When you look at your closet and are getting ready, whether to leave your house and or stay, you should only see the options that make you feel good, that make you feel like being the best you for what you’re about to do- mom, work, or anything.


Dress for what makes you feel best. When I get dressed for the day, I’m not looking to look fabulous every single day. Maybe you are, that’s awesome, and I might need some tips. You do what feels right for you. But these tips work for everyone.

When I get dressed, I aim to approach my life feeling good about myself, but also practical to what I have to accomplish. I want to be dressed in a way that makes me feel as effective and confident and comfortable as possible. When I’m with my kids at the library or out bopping around town, I don’t want to feel like I have to shrink or apologize for how I am, clothes or otherwise. (I’ve done that. It doesn’t feel good.)

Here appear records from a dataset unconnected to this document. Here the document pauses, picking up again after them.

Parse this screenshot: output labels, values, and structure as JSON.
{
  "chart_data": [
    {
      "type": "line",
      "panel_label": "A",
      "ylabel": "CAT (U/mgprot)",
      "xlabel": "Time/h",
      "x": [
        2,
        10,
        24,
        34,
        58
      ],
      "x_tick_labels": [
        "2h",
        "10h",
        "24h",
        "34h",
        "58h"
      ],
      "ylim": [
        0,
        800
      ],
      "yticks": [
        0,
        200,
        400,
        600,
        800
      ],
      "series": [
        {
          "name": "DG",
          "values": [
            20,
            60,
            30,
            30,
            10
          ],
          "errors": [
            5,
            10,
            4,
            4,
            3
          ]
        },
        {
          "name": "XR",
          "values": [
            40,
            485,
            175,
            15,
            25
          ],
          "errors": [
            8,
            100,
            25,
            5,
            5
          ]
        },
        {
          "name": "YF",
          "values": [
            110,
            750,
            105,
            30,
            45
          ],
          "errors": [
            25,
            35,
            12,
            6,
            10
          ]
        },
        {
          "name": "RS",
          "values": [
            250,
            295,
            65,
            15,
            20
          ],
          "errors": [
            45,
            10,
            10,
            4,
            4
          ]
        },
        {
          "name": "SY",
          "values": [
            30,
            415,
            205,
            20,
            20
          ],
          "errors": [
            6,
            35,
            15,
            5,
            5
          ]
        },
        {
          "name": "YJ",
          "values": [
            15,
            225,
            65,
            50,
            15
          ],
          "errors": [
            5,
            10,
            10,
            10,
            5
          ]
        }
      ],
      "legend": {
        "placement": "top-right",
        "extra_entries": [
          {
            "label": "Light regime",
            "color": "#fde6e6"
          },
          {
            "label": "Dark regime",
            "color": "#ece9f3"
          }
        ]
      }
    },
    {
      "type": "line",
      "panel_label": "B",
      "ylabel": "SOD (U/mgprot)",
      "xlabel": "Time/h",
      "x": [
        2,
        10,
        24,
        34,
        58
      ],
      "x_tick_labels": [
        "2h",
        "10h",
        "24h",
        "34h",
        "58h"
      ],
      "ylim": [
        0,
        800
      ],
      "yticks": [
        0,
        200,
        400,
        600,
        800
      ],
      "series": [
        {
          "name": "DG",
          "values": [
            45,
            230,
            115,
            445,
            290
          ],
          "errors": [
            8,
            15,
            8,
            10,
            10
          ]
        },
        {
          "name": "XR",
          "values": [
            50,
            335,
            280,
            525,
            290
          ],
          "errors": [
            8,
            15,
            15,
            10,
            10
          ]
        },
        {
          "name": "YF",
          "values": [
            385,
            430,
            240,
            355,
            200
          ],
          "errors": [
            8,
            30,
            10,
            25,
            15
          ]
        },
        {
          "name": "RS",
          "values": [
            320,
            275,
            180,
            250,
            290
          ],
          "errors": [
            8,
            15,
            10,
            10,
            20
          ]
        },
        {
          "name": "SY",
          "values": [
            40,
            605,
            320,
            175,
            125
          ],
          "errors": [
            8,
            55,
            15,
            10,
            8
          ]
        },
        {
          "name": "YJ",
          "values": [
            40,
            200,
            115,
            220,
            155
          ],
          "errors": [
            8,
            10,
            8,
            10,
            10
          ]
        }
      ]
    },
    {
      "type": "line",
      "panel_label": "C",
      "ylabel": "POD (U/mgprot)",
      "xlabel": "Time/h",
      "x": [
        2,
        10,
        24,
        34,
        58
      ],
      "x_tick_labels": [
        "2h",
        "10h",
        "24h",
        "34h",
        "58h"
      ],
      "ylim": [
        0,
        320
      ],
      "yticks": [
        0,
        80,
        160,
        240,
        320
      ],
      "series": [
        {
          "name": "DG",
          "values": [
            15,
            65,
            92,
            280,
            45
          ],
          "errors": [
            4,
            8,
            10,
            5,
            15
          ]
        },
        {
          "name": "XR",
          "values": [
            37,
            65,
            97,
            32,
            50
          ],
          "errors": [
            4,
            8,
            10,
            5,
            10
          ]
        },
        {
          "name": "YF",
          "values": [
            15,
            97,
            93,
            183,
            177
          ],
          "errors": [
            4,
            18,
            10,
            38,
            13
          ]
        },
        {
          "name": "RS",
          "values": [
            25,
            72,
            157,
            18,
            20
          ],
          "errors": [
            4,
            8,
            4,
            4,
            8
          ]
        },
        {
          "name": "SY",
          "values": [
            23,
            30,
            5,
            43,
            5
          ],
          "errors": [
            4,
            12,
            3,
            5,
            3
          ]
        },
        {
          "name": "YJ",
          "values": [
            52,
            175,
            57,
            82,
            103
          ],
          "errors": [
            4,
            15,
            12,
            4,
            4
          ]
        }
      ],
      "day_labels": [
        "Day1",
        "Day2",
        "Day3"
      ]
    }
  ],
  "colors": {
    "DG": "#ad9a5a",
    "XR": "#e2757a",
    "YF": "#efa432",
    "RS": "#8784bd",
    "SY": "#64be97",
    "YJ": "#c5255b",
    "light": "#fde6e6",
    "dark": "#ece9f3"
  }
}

I am no style maven and I still make plenty of fashion missteps. (And Lord help us both if you see what I wear walking the dog before the sun come comes up, which I do usually take from my comfy cozy drawer. But it’s often not the best weather here, and I often have to layer, for the record. 😉)
But I have to say, this simple trick has helped me take my purging game to the next level. I have three large bags of things that are about to leave my bedroom and be donated. They are things that had never made it out of the room in the last twenty purges, as recent as a few months ago. This simple shift has helped me differentiate between what I like in theory and why like in actuality.

And one of the sometimes unexpected blessings about making room is that new possibilities will fill in a little of that space. Now when you need to do do any shopping, you’ll have a better knowledge of what you really do have and if any gaps that might have appeared.

Goodbye, mediocre mess. I’ve made room for a ore confident ME. With saying goodbye to what doesn’t make me feel good, I actually feel so much more possibility than when I open my closet, even with less volume. It’s so funny how that happens. Hope you can find some of that confident, calm space for yourself too.